Strange to meet you
Seit 1986 hat Jim Jarmusch bereits Vorarbeiten geleistet für seinen
Film Coffee and Cigarettes. Damals hat er sich Robert Benigni und
Steven Wright in einem heruntergekommenen Café irgendwo in New York
treffen lassen. Die beiden scheinen sich kaum zu kennen, begrüßen
sich mehrfach umständlich und sinnieren schließlich - ganz im
Stil des Smalltalks - über den Genuss von Kaffee und Zigaretten. Als
die Unterhaltung schließlich zu versanden droht, zückt Steve einen
Zahnarzttermin aus der Tasche, zu dem er jedoch gar nicht gehen will. Roberto,
freundlich wie er ist, nimmt ihm den Termin ab und muss dann aber schnell
aufbrechen ("I have a dentist apointment. I'm already late!") So driften
die beiden auseinander und der Film ist nach fünf Minuten vorbei. Durch
den Erfolg, den Jarmusch mit Coffee and Cigarettes hatte, angespornt,
hat er 1989 und 1993 zwei weitere Kurzfilme gedreht, die sich desselben Settings
bedienen und ebenfalls skurrile kleine Geschichte von sich im Kaffeehaus
treffenden Fremden und Freunden erzählen. Nun sind acht weitere Treffen
hinzugekommen und der 96 Minuten lange Episodenfilm Coffee and
Cigarettes entstanden.
Das Prinzip, nach dem Jarmusch die einzelnen Kurzfilme aneinander reiht,
offenbart sich erst nach und nach. Scheint das gemeinsame zunächst nur
der Ort der Handlung (elf verschiedene Cafés quer über die USA
verteilt) zu sein, so bilden sich doch zusehends Kohärenzen zwischen
den einzelnen Figuren und Situationen. Auch verliert sich der anfangs mehr
komische Charakter der Situationen mehr und mehr und weicht teilweise recht
bitteren existenzialistischen Reflexionen - bis hin zur letzten Episode,
in der nicht ganz klar wird, ob der Protagonist das Treffen "überlebt"

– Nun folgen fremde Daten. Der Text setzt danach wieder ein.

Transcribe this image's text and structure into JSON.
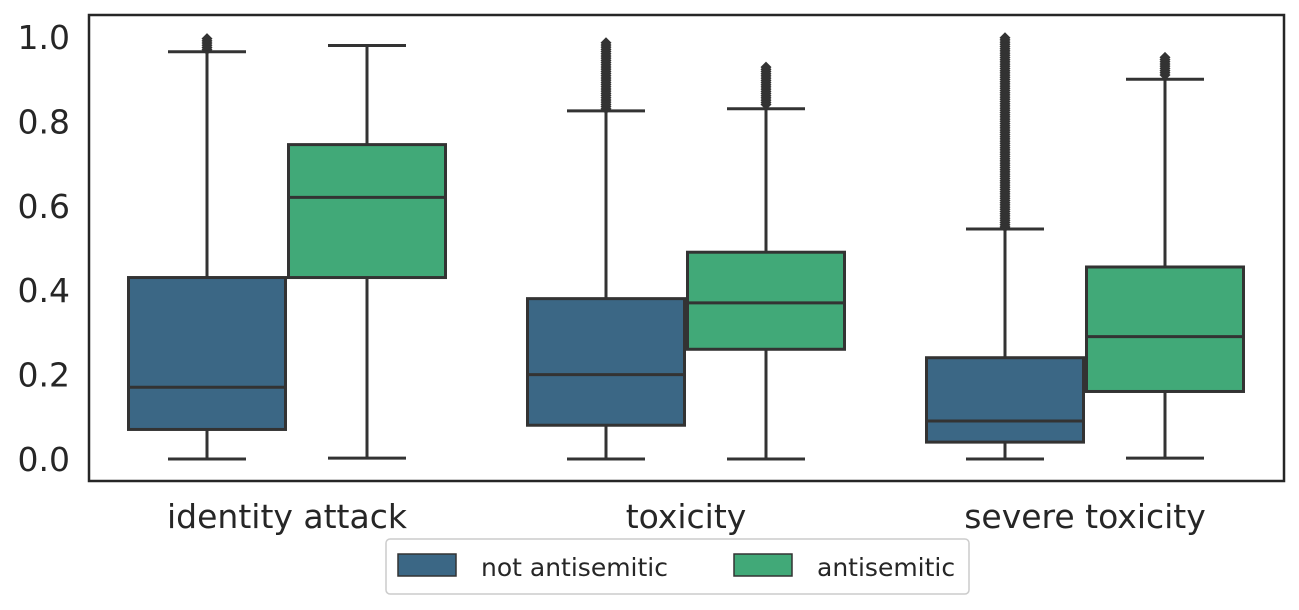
{
  "chart_data": {
    "type": "box",
    "categories": [
      "identity attack",
      "toxicity",
      "severe toxicity"
    ],
    "ylim": [
      -0.05,
      1.05
    ],
    "yticks": [
      "0.0",
      "0.2",
      "0.4",
      "0.6",
      "0.8",
      "1.0"
    ],
    "ytick_values": [
      0.0,
      0.2,
      0.4,
      0.6,
      0.8,
      1.0
    ],
    "grid": false,
    "legend_position": "bottom-center",
    "series": [
      {
        "name": "not antisemitic",
        "color": "#3b6785",
        "boxes": [
          {
            "whisker_low": 0.0,
            "q1": 0.07,
            "median": 0.17,
            "q3": 0.43,
            "whisker_high": 0.965,
            "outliers_from": 0.97,
            "outliers_to": 1.0
          },
          {
            "whisker_low": 0.0,
            "q1": 0.08,
            "median": 0.2,
            "q3": 0.38,
            "whisker_high": 0.825,
            "outliers_from": 0.83,
            "outliers_to": 0.99
          },
          {
            "whisker_low": 0.0,
            "q1": 0.04,
            "median": 0.09,
            "q3": 0.24,
            "whisker_high": 0.545,
            "outliers_from": 0.55,
            "outliers_to": 1.0
          }
        ]
      },
      {
        "name": "antisemitic",
        "color": "#41a978",
        "boxes": [
          {
            "whisker_low": 0.002,
            "q1": 0.43,
            "median": 0.62,
            "q3": 0.745,
            "whisker_high": 0.98,
            "outliers_from": null,
            "outliers_to": null
          },
          {
            "whisker_low": 0.0,
            "q1": 0.26,
            "median": 0.37,
            "q3": 0.49,
            "whisker_high": 0.83,
            "outliers_from": 0.84,
            "outliers_to": 0.93
          },
          {
            "whisker_low": 0.002,
            "q1": 0.16,
            "median": 0.29,
            "q3": 0.455,
            "whisker_high": 0.9,
            "outliers_from": 0.91,
            "outliers_to": 0.955
          }
        ]
      }
    ]
  },
  "legend": {
    "items": [
      {
        "label": "not antisemitic",
        "color": "#3b6785"
      },
      {
        "label": "antisemitic",
        "color": "#41a978"
      }
    ]
  }
}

hat. Daneben inszeniert Jarmusch die alltäglichen Missverständnisse,
die sich für ihn gerade durch solche Zufallstreffen immer wieder ereignen,
intensiv im Dialog zwischen den Figuren. So versteht Tom Waits in der Episode
"Somewhere in California" etwa alles, was sein Gegenüber Iggy Pop ihm
sagt und vorschlägt als Kritik an seiner Musik. Und die locker befreundeten
Isaach und Alex, verstricken sich in "No Problem" in einem regelrechten Konflikt,
weil der eine nicht glauben will, dass das Treffen "nur so" und ohne, dass
ein Problem vorliegt, stattfindet. Die beiden "Cousins"-Episoden
schließlich handeln von neidhaften familiären Verbindungen, die
unter der Oberfläche augenscheinlich zwangloser und freundlicher Kurztreffen
im Café schwelen.
Mit Coffee and Cigarettes beweist Jarmusch einmal mehr, dass er ein
ganz eigenes Bild von "Americana" verfolgt und auf die Leinwand zeichnet.
Oft hat er in seinen Filmen Bedrohlichkeit in der Interaktion der Protagonisten
und selbst in der Darstellung von Orten gezeigt (Bilder, die nicht selten
an die seiner Kollegen John McNaughton oder Martin Scorsese erinnern). Doch
Jarmusch entlarvt jede brenzlige Situation als im Grunde komisch. In Coffee
and Cigarettes schrumpft er dieses Prinzip auf Miniatur-Szenen ein. Damit
verbindet er das unangenehme Gefühl, das der Film eigentlich in jeder
Episode verbreitet und das komische Potenzial, das sich mehr oder weniger
offen darlegt, zu einem Lebensgefühl der amerikanischen Mittelschicht,
wie sie sonst nicht im Kino gezeigt wird. Nichts muss einen Sinn haben, alle
Handlungsmöglichkeiten sind offen und oft genug findet etwas nicht statt,
was sich doch so sehr andeutet. Das Leben ist eben anders als der Film. Jarmusch
zeigt das elf Mal.
Coffee and Cigarettes
(USA 2003)
Regie & Buch: Jim Jarmusch
Kamera: Tom DiCillo, Frederick Elmes, Ellen Kuras, Robby Müller; Schmitt:
Jim Jarmusch, Terry Katz, Melody London, Jay Rabinowitz; Musik: Div.
Darsteller: Roberto Benigni, Steven Wright, Joie Lee, Cinqué Lee,
Steve Buscemi, Iggy Pop, Tom Waits u.a.